Ömer'in iyileşip kendini biraz daha toparlamasıyla ev halkıda huzura kavuşmuştu. Hepsi günlerdir bu anı bekliyordu ve sonunda Ömer'in iyileşmesi hepsini mutlu etmişti.Bu yüzden belalardan, musibetlerden korunmak için evde kuran okutmaya karar vermişlerdi Banu ile Havva. Bu yüzden evde kazanları kurmuş, hazırlık yapıyorlardı.
Ömer ise hala odasında istirahatteydi. Yaraları tam iyileşmemişti.
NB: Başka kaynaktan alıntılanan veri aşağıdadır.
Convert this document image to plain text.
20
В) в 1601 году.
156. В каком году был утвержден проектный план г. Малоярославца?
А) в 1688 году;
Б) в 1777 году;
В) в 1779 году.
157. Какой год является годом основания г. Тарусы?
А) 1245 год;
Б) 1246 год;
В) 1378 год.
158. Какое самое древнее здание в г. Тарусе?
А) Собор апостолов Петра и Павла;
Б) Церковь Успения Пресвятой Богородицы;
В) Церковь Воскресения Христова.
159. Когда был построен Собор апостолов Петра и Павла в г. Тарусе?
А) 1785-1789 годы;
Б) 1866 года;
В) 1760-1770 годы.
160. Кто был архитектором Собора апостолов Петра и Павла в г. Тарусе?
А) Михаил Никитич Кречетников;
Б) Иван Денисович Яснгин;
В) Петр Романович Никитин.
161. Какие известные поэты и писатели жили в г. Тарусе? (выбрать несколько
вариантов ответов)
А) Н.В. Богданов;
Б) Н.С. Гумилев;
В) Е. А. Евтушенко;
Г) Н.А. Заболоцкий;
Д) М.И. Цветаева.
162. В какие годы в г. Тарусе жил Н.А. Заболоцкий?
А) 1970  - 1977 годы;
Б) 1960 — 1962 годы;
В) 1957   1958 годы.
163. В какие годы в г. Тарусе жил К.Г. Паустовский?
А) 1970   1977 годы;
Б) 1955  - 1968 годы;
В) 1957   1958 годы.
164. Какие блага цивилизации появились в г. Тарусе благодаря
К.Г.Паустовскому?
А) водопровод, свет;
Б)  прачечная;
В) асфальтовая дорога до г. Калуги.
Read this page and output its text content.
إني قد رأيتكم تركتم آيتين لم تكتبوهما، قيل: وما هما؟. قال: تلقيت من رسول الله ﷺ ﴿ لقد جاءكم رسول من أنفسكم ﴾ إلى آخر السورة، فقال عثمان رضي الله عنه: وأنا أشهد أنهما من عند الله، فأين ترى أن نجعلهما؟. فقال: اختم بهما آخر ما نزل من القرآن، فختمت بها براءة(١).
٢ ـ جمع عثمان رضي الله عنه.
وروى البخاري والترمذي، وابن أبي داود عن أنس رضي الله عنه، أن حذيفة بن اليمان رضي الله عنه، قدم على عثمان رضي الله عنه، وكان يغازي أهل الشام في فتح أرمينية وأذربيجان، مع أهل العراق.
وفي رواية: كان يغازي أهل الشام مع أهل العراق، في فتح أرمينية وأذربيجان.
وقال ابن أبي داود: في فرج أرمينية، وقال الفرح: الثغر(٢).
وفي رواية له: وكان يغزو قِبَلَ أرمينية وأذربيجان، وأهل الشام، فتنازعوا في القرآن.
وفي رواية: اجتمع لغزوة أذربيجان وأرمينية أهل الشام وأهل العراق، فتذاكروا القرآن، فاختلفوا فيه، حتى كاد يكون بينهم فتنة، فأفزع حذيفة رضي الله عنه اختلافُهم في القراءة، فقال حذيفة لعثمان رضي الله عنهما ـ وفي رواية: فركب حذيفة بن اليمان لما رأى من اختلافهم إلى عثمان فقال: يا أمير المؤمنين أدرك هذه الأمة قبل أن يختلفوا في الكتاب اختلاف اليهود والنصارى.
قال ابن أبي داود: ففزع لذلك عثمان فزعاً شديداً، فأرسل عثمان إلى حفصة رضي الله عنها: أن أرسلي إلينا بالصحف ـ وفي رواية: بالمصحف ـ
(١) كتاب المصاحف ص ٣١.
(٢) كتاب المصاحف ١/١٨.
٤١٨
Bu yüzden ayağa kalkacak halide yoktu. İşleri bir şekilde odasından halletmeye çalışıyordu. Bu sırada Ubeyd ile Habbab'da el ele vermiş heryerde Yosef'i arıyorlardı.
Banu kavurduğu helvaya biraz pekmez kattıktan sonra kenara koydu. Diğer kazanın başındaki Havva "Oh. Mis gibi koktu Banu. Şifa olur inşallah." dedi. Banu'da gülümseyip "İnşallah Havva Abla. Şu başımızdaki kara bulutlar dağılır artık inşallah." dedi.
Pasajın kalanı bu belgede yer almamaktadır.